While looking into the Museum of the Moving Image's exhibition of arcade video games, we noticed a lack of a broader look into the history of video games. While it showed many "classic" games, games that have achieved a level of popularity that has been sustained years beyond their technological age, specific connections between the years and their corresponding video games was not present. When we moved onto the archive of video game emulations created by the Internet Archive, we noticed a great majority of these games were of a violent nature. So, for our counter-archive, we decided to expand upon the history of violent video games so that we may be able to ascertain an answer to why so many of the video games produced are violent.

Through our research and creation of an archive, we saw how, despite technical limitations at the beginnings of video games, violence was still included and only increased in scale as technology allowed more complex games. For the earlier eras (1970-1990), the simplicity in graphics and coding lead to a restriction of story. We feel producers saw that the simplest way toward creating a compelling story was through conflict. Not only does it provide a goal that can be depicted visually, it allows the producer to exclude the more complex characteristics of story-building and boil it down to A kills B. As graphics and visual representation improved, producers found that the simplicity of conflict could also be translated into a compelling game experience as conflict was made grander and more fantastic.

To demonstrate this, we chose 5 of the top 10 best selling games that included violence in some form.

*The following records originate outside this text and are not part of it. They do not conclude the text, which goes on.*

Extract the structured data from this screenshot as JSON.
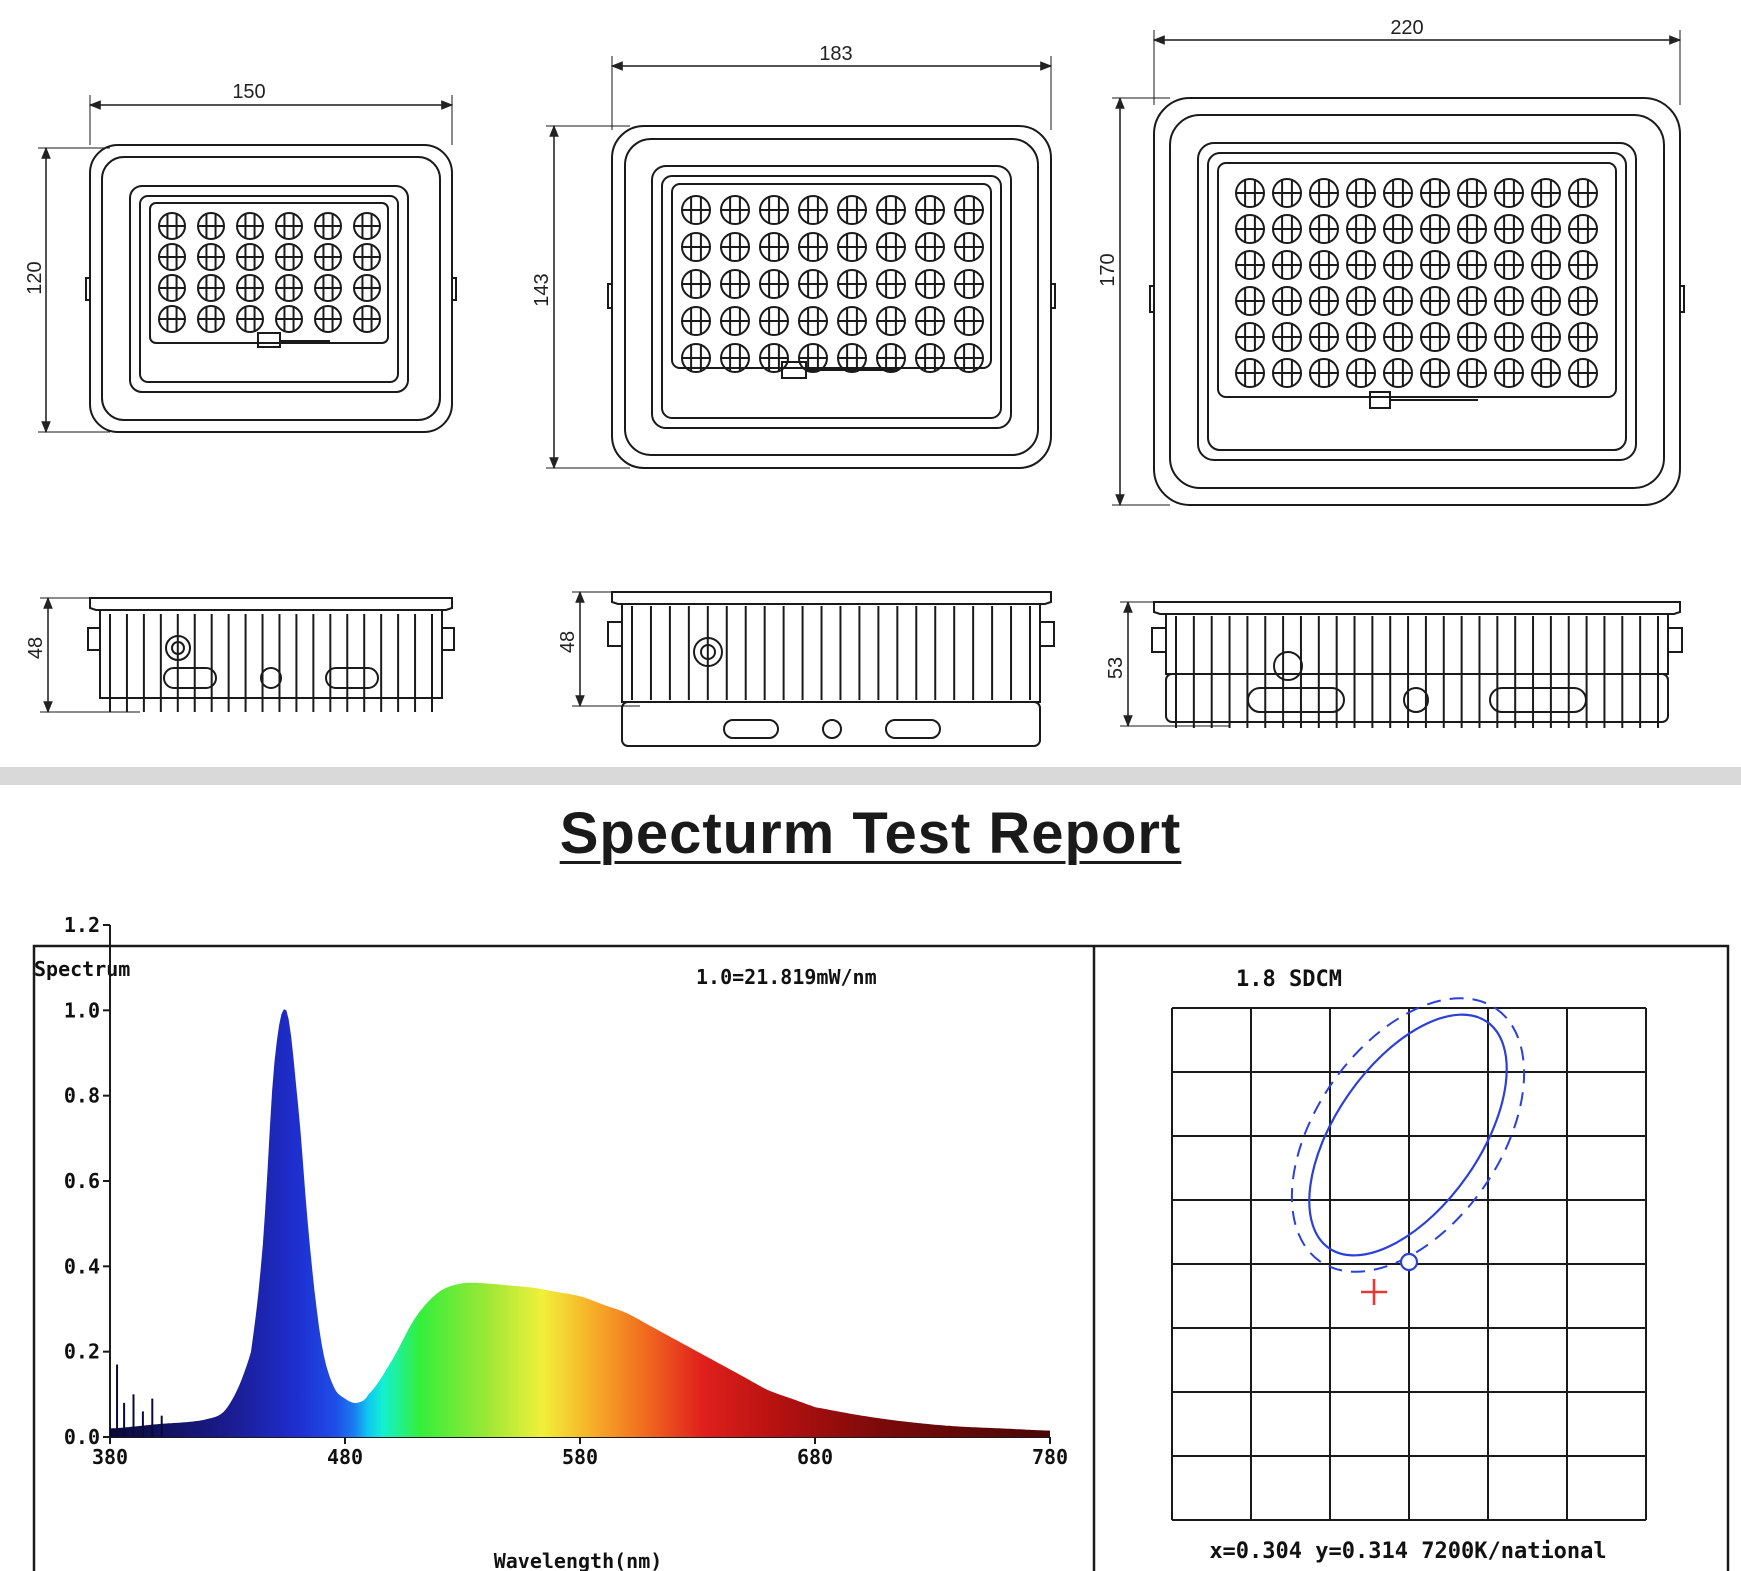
{
  "dimensions": {
    "small": {
      "width": "150",
      "height": "120",
      "depth": "48"
    },
    "medium": {
      "width": "183",
      "height": "143",
      "depth": "48"
    },
    "large": {
      "width": "220",
      "height": "170",
      "depth": "53"
    }
  },
  "report": {
    "title": "Specturm Test Report"
  },
  "chart_data": [
    {
      "type": "area",
      "ylabel": "Spectrum",
      "xlabel": "Wavelength(nm)",
      "annotation": "1.0=21.819mW/nm",
      "xlim": [
        380,
        780
      ],
      "ylim": [
        0,
        1.2
      ],
      "x_ticks": [
        "380",
        "480",
        "580",
        "680",
        "780"
      ],
      "y_ticks": [
        "0.0",
        "0.2",
        "0.4",
        "0.6",
        "0.8",
        "1.0",
        "1.2"
      ],
      "x": [
        380,
        400,
        420,
        430,
        440,
        445,
        450,
        455,
        460,
        465,
        470,
        475,
        480,
        485,
        490,
        500,
        510,
        520,
        530,
        540,
        550,
        560,
        570,
        580,
        590,
        600,
        610,
        620,
        630,
        640,
        650,
        660,
        670,
        680,
        700,
        720,
        740,
        760,
        780
      ],
      "values": [
        0.02,
        0.03,
        0.04,
        0.07,
        0.2,
        0.45,
        0.88,
        1.0,
        0.78,
        0.45,
        0.22,
        0.12,
        0.09,
        0.08,
        0.1,
        0.18,
        0.28,
        0.34,
        0.36,
        0.36,
        0.355,
        0.35,
        0.34,
        0.33,
        0.31,
        0.29,
        0.26,
        0.23,
        0.2,
        0.17,
        0.14,
        0.11,
        0.09,
        0.07,
        0.05,
        0.035,
        0.025,
        0.02,
        0.015
      ]
    },
    {
      "type": "scatter",
      "title": "1.8 SDCM",
      "caption": "x=0.304 y=0.314 7200K/national",
      "grid": true,
      "legend": "none"
    }
  ],
  "colors": {
    "line": "#1a1a1a",
    "ellipse": "#2b3fd9",
    "marker": "#e53935",
    "divider": "#d9d9d9"
  }
}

This is true for 1980s to the 2000s, but the 1970s provided a challenge due to the prominence of arcade systems and the difficulty in recording sales. This was due to the fact that sales were limited to arcades rather than individuals and it is near impossible to determine how many quarters were used to play a certain game. Instead of choosing from the top 10 best selling games, we decided to choose the games that we felt were the best representation of the 1970s, based on popularity, controversy, and legacy.

Though we did not rank the games that we chose in terms of which is more violent, we still had to determine the definition of violence. Because violence is not a quantitative, but a qualitative idea, we determined four categories in which violence in games could be determined: freedom of action (what the game allows you to do), amount of gore, scale of violence, and the basis of the story (story on war or story of a monkey). While not all games fit within all four categories, they all fit within one or more, allowing us to measure violence to a certain extent.

Not only does this archive show a very diverse group of violent games in regard to genre, story, and platform (i.e XBOX, Playstation), we can claim that violence in video games is not to appease a growing nature of violence within gamers, but rather a functionally inherent concept within video games. Violence in video games is not purely for the sake of violence, but a tool used to enhance the story so that it may appease the growing appetite for more memorable and captivating fun.